Many Central American parents who were detained separately from their children during the April-to-June zero-tolerance program are leaving up to 500 children and youths in the United States, according to federal data.

An additional 2,104 migrant children and youths have been reunited with their migrant parents, according to the data recently provided to a judge by the Department of Health and Human Services. But many of their parents may choose to leave some of the 1,2014 children and youths in the United States when judges eject the parents’ asylum pleas.

“There’s a lot of people from Central America who are willing to leave their kids here, rather than take them back,” said Mark Krikorian, the director of the Center for Immigration Studies. He continued:

Especially if there is relative here [in the United States], or if the child is close to 18 and can get a job and send the money home, it makes perfect sense.

It does not mean in every instance that the illegal migrant knew what they are doing and planned to drop their kids off, but it does add some nuance to the sob stories that the media has been retailing.

The high percentage of children deliberately left by their parents contradicts the media’s anguished narrative that the children were cruelly “ripped” from their uncomprehending parents’ arms.

Instead, the data reinforces the abundant evidence that journalists do not want to recognize how poor Central American migrants are rationally exploiting the United State’s asylum system to win green cards and education for their children.

Many wealthy foreign parents, including many Chinese and Russians, use a different strategy to win citizenship for their foreign children. They fly into the United States long enough to give birth on American soil and to pick up their child’s new Social Security Numbers.

The number of abandoned Central American children will likely rise as U.S. immigration courts order the deportation of the remaining 2,o00 migrant parents who were released and reunited with their 2,104 children. Since their release, the 2,000 parents and their 2,104 children are allowed to live and work in the United States until a judge decide their pleas for asylum, likely in 2020 or 2021.

Data from prior years suggest that few of the migrants’ pleas for asylum will be approved by a judge and that most will be ordered home. But the available data also suggest that most migrants skip their final hearing to dodge deportation by the Department of Homeland Security.

“Most of the kids and parents are probably here to stay, and that’s what they and the smugglers and the anti-border activists are counting on,” Krikorian said. “How much effort is ICE going to put into picking up some 12-year-old whose asylum claim has been turned down?”

Trump canceled the zero-tolerance enforcement program in June amid an outpouring of emotional complaints from pro-migration media personalities, pro-migration activists, and from Democratic politicians. The enforcement program was portrayed as a cruel “family separation” program, even though the 2015 Flores judicial agreement approved by President Barack Obama requires that children be housed separately when their parents are detained for longer than 20 days.

Trump announced a new strategy on November 1 to block the growing number of Central American migrants who make asylum requests to help walk past the border guards and into U.S. jobs.

The new plan will use tent cities to detain migrants and their children until their asylum pleas are resolved in as little as 40 days.
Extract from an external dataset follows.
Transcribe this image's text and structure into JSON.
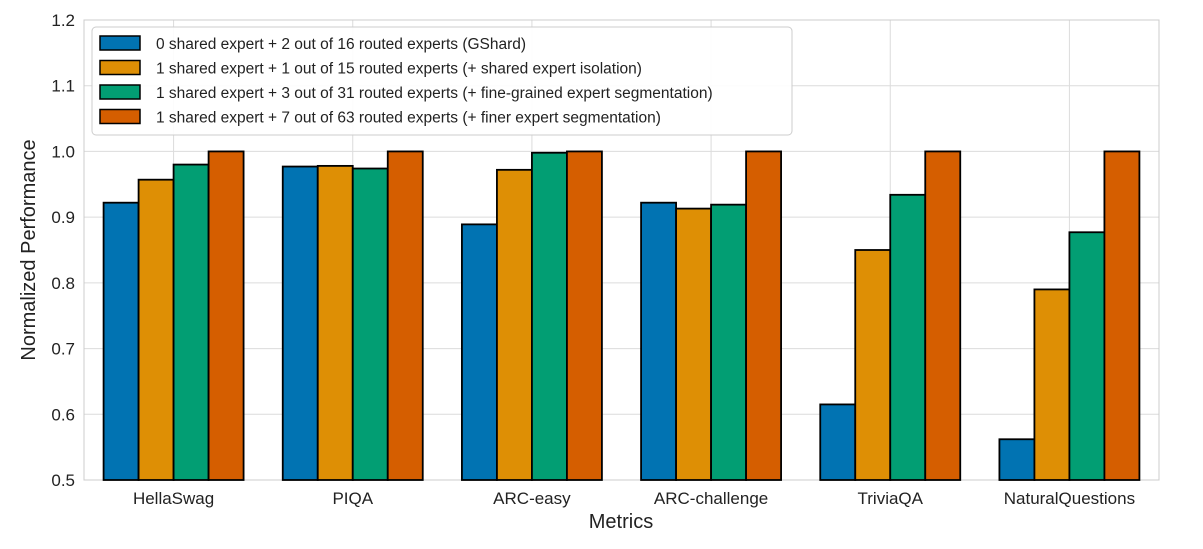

The plan also replaces the Flores court decision with a new regulation allowing detention of children — with their parents — for more than 20 days.

The plan was praised by Krikorian. ‘They should not be releasing anyone who applies for asylum in the first place … The goal should be that every asylum applicant is held during the entire course of the proceedings,” he said, but added that pro-migration groups will likely get friendly judges to block the plan.

The HHS data sheet shows that 2,104 children have been released from the agency’s Office of Refugee Resettlement and then reunited with their migrant parents prior to court hearings.

The HHS data also shows that the group of roughly 500 abandoned children and youths is comprised of:

One hundred and eighteen children who have been left in government care by their parents since the parents’ deportation, according to a count by the Ameican Civil Liberties Union.

Forty-three additional children remain in government care “because further review shows they were not separated from parents by DHS.”

Thirty-three additional children are “in [government] care where a final determination has been made they cannot be reunified because the parent is unfit or presents a danger to the child.”

Thirty-three children are in government care while the parents are outside the United States.

Another 14 children have parents in the United States but have not been reunited with their parents, for reasons that are unexplained by HHS.

Three hundred children have been released from HHS because they have become adults who can file for asylum themselves, or because they are being sheltered by other people, mostly the relatives of the migrants. The released children and youths are free to work in Americans’ workplaces and to use Americans’ schools. Some of those children and youths may be living close to or with their released parents prior to their asylum hearings.

If the 300 are excluded from the overall tally, the number of left-behind children remains at 200.

 

Overall, Washington’s economic policy of using migration to boost economic growth shifts wealth from young people towards older people by flooding the market with cheap white-collar and blue-collar foreign labor. That flood of outside labor spikes profits and Wall Street values by cutting salaries for manual and skilled labor offered by blue-collar and white-collar employees.

The policy also drives up real estate priceswidens wealth-gaps, reduces high-tech investment, increases state and local tax burdens, hurts kids’ schools and college education, pushes Americans away from high-tech careers, and sidelined millions of marginalized Americans and their families, including many who are now struggling with opioid addictions.